Rakamla yazıyorum 250.000 TL, 3.0000.000 TL, 2.000.000 TL
Bugün bir evin fiyatı 3 milyon TL yani 2003 yılında bir kilo şeker parası aldığımız para birimine bugün ev alıyoruz
Malum enflasyonun hiç dur durak bilmediği bir dönemdeyiz. Herkes tedirgin, aklı karışık.
Enflasyon nereye gidecek? kredi çeksem mi? Borca girsem mi? Yatırımı nereye yapsam? Altın mı alsam döviz mi? Hepimizin aklında bu sorular. Lakin her geçen gün biriktirecek para miktarımız da eriyor ve artık sağa sola para atma durumumuz da kalmıyor.

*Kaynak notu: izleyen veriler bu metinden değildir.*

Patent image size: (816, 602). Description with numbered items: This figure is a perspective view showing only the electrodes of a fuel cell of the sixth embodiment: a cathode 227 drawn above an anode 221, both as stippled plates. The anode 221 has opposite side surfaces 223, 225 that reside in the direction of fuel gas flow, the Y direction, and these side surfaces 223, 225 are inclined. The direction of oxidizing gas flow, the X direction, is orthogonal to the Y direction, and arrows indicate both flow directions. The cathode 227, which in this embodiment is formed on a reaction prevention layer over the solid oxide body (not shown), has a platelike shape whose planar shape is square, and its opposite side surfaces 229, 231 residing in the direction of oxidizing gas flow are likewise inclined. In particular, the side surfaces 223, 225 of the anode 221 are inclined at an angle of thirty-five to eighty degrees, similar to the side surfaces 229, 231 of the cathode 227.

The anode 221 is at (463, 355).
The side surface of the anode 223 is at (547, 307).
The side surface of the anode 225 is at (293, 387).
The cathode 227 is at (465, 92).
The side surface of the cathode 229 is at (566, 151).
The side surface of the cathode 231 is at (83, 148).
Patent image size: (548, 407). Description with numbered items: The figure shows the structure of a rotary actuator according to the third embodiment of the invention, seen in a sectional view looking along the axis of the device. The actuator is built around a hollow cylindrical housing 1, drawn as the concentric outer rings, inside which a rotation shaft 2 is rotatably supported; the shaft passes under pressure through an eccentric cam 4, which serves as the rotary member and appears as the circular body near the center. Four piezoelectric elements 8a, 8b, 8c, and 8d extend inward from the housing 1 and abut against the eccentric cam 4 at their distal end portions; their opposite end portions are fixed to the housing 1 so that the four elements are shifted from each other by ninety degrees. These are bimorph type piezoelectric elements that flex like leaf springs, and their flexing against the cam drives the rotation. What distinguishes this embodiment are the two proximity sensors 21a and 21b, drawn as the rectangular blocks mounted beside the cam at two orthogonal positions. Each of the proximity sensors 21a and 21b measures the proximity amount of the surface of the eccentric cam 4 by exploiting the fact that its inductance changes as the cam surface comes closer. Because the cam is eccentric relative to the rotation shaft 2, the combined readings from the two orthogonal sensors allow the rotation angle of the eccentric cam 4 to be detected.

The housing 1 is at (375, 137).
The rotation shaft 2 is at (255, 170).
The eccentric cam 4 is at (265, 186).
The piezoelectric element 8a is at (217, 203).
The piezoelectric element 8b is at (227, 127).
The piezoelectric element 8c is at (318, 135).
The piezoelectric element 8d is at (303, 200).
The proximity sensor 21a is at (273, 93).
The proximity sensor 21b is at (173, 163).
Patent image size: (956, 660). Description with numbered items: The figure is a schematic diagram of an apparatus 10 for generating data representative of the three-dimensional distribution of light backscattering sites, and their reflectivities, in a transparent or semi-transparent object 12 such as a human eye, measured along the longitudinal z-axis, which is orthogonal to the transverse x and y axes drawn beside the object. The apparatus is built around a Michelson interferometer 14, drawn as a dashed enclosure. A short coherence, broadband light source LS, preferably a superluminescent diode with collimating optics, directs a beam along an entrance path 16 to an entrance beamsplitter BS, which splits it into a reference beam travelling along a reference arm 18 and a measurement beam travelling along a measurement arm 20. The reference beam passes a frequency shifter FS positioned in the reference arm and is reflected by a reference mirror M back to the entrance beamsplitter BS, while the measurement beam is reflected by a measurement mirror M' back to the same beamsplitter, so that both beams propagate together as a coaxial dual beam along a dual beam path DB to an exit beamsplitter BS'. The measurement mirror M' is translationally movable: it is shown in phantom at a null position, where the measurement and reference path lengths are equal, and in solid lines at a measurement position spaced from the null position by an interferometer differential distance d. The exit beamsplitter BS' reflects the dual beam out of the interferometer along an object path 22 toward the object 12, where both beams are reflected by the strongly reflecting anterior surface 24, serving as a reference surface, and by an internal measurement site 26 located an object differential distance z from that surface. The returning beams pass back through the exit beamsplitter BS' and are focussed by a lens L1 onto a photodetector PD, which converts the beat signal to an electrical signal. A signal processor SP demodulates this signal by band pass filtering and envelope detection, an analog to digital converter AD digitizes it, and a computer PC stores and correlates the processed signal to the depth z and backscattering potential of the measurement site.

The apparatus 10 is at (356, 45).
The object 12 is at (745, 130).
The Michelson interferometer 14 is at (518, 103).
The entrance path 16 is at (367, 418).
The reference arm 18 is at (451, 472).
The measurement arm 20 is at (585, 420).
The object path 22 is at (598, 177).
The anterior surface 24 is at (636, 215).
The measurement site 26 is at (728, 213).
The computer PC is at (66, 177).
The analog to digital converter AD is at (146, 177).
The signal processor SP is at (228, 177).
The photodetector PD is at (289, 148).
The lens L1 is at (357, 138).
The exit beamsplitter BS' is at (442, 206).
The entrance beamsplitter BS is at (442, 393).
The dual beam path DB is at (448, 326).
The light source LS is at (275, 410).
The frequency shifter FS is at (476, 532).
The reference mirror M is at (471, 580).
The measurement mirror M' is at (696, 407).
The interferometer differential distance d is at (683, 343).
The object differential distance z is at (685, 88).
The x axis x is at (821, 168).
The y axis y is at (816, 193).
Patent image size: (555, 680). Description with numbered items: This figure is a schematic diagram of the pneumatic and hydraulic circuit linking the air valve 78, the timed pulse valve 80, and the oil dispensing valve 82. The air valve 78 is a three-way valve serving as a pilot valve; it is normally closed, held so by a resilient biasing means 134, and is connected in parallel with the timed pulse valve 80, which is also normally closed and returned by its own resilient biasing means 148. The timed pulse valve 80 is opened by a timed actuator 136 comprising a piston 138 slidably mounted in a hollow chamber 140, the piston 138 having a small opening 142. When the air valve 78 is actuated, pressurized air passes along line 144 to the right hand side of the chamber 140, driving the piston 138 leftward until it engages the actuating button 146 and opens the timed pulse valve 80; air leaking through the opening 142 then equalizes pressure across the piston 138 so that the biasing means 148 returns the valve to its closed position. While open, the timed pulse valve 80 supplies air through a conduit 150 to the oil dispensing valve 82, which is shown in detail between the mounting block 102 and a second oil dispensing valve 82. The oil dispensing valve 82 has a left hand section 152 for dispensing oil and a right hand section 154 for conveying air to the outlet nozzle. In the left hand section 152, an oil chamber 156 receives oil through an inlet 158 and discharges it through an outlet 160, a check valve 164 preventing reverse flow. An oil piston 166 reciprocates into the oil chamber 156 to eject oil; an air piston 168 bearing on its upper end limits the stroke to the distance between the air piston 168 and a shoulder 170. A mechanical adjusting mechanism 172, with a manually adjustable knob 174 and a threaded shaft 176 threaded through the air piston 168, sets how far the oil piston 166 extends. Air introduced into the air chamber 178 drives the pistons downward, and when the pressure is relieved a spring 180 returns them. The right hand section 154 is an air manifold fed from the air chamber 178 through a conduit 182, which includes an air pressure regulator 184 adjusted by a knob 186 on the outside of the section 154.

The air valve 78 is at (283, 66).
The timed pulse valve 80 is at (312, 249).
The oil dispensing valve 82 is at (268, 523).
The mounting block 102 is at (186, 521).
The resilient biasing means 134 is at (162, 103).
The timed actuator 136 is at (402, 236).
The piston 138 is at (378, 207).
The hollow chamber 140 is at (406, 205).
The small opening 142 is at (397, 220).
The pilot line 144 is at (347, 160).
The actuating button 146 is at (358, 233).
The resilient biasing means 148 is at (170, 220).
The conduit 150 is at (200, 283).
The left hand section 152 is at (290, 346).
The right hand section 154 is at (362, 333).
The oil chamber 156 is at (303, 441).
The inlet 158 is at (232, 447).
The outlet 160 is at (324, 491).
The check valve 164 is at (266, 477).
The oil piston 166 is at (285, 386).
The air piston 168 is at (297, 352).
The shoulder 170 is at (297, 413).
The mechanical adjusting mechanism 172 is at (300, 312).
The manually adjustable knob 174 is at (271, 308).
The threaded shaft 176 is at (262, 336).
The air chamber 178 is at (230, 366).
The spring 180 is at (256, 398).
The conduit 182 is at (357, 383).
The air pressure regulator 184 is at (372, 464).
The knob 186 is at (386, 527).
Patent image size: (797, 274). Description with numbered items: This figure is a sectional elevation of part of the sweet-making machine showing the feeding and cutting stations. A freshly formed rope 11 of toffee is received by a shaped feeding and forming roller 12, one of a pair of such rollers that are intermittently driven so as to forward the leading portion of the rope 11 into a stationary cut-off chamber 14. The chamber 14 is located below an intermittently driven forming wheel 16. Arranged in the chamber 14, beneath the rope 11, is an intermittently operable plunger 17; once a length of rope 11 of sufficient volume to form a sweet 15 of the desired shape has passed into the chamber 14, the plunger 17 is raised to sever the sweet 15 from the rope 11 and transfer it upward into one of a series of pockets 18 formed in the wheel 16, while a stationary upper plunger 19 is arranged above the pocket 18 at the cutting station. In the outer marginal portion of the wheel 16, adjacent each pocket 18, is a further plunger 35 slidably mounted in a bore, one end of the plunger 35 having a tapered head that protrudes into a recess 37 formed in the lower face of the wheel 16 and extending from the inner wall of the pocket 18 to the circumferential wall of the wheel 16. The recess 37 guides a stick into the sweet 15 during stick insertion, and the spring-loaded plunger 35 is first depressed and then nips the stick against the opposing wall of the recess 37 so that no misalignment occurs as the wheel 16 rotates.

Ben ekonomist değilim, acizane bir vatandaş gözüyle bu enflasyonun gidişatının kötü olduğunu görüyorum. Zaten her gün markete gittiğimizde bir ürünün dünkü fiyatında olmadığını hepimizi görüyoruz. Bizim gibi halkın da en çok etkilendiği durum market ve temel yaşam ihtiyaçlarımızın her gün artması…
Enflasyonun durması için Hükümetimiz bin bir türlü adımlar atıyor ve uyguluyor. Ama dünya şartları da eklendiğinde önlemler yetersiz kalıyor. Son olarak Temmuz’da asgari ücrete ikinci zam konuşuluyor. Son önlem olsa diyeceğimiz bir konu.
Geleceği az çok kestirerek söylemek gerekirse asgari ücret zammı enflasyonu düşürmeyecek. Asgari ücret 10 bin lira olsa, iki gün sonra ekmeği 15 liradan alırız, kiralar 7 bin liradan başlar, elektrik faturasına bin lira öderiz. Cebe girenle çıkan aynı olacak. Enflasyon durmazsa cebe girenden çıkan daha fazla olacak.
Vatandaşın zamlar karşısında ezilmesi, zamların önüne geçilememesi hükümeti de iyice rahatsız etti. Buna kesin çözüm bulmak istiyor. Vatandaş da alım gücünün artması için taleplerini iletmeye başladı.
Durum böyle iken hepimiz hükümete mi bakacağız?
Enflasyonun altında kalacak olan hepimiziz… Yine bu durumdan çıkmak için gereken hamleleri yapacak olan da hepimiziz…
Herkes taşın altına elini koyması gerekiyor. Üretmek, malı değerinde pazarlamak, hile yapmamak, dürüst olmak ve ülkemiz adına çalışmak, yapacağımız mücadelenin değişmez maddeleri olmalı.
Yoksa ilerleyen yıllarda 1 milyon liraya ekmek alacağız. Maaşlarımız 5 milyar lira olacak. Attığımız altı sıfır bizi yutan eleman olarak geri gelecek.
Sıfıra yutulmamak, yenilmemek için herkes devletten önce kendi üzerine düşeni yapmalı.
Sadece kuru değil, emeğimizi, geleceğimizi, çocuklarımızı korumalıyız.